- Directed by: Joseph Lawson
- Written by: Paul Bales
- Produced by: David Michael Latt; David Rimawi; Paul Bales;
- Starring: Dominique Swain; Jake Busey; Josh Allen; Christopher Karl Johnson;
- Cinematography: Alex Yellen
- Edited by: Rob Pallatina
- Music by: Chris Ridenhour
- Distributed by: The Asylum
- Release date: April 24, 2012;
- Running time: 90 minutes
- Country: United States
- Language: English

= Nazis at the Center of the Earth =

2012 American science fiction war film

Nazis at the Center of the Earth (known as Bloodstorm in the United Kingdom) is a 2012 American direct-to-video science fiction war film produced by The Asylum that stars Dominique Swain and Jake Busey. It was released on April 24, 2012 on Blu-ray Disc and DVD.

== Plot ==
On May 10, 1945, in a secret airport near Wurtzberg, Germany, Nazi scientist Dr. Josef Mengele, along with fellow doctors and soldiers, prepare to depart to an unknown location with a mysterious package in their possession. They are soon ambushed by the Allied forces, but successfully escape.

In present day, a group of researchers in Antarctica, Dr.

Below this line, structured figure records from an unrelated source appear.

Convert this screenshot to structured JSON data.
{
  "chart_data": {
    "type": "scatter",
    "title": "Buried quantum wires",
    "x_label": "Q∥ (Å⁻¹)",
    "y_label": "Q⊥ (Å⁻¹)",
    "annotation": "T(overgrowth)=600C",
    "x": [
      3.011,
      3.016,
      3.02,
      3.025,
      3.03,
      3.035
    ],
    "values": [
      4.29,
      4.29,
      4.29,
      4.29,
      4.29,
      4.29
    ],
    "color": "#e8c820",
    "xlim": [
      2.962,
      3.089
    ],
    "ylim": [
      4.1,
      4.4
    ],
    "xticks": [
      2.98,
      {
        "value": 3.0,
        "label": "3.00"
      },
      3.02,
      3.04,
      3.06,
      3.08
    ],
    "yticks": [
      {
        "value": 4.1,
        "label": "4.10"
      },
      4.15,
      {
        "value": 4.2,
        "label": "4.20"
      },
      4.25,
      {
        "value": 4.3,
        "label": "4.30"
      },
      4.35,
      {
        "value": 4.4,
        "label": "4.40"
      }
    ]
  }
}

Paige Morgan among them, are abducted by a platoon of gas-masked soldiers wearing swastika armbands and dragged into a hidden environment in the center of the Earth. There, they discover that Dr. Josef Mengele and a group of surviving Nazi soldiers are plotting an invasion of the surface of the Earth to create a Fourth Reich.

==Cast==
- Dominique Swain as Dr. Paige Morgan
- Jake Busey as Adrian Reistad
- Joshua Michael Allen as Lucas Moss
- Christopher Karl Johnson as Dr. Josef Mengele
- Lilan Bowden as May Yun
- Trevor Kuhn as Brian Moak
- Adam Burch as Mark Maynard
- Marlene Okner as Sije Lagesen
- Maria Pallas as Angela Magliarossa
- Andre Tenerelli as Aaron Blechman
- Abderrahim Halaimia as Rahul Jumani
- James Maxwell Young as Adolf Hitler

==Production==

Lawson received the directorial assignment after reading the script and pitching himself as director in the fall of 2011. The film took less than four months to make. On Asylum, Lawson said "They are a low-budget film studio,[...] I knew pretty much going in that this was going to be a B movie. We had a 12-day shoot and a budget well south of $200,000."

The entire movie was storyboarded by the director shot for shot before production began in November 2011.

Locations for the film included Willow Studios in Los Angeles (underground in the Nazi bunker and Nifleheim Station), Blue Cloud Ranch in Santa Clarita (opening war night scenes and the cavern), and the Asylum Studios (hallways, labs, medical rooms, rappelling scenes and green screen virtual sets).

The film features one of the highest visual effects shot counts in an Asylum film, 379, and the effects were completed in just four weeks.

In his commentary, director Joseph J. Lawson cites as his visual influences Steven Spielberg, Peter Jackson, Sam Raimi, John Carpenter, John Landis, David Lean, J. J. Abrams and Robert Rodriguez.

==Reception==
Critical and audience reaction to the film has been mixed with everything from "absolute garbage" to "the Citizen Kane of Asylum films".

The film was noted to be a mockbuster of the 2012 science fiction comedy Iron Sky due to common themes of remote Nazi groups surviving until the modern era. Moreover, Iron Sky: The Coming Race, the sequel to that film, was actually set in a fictitious center of the Earth.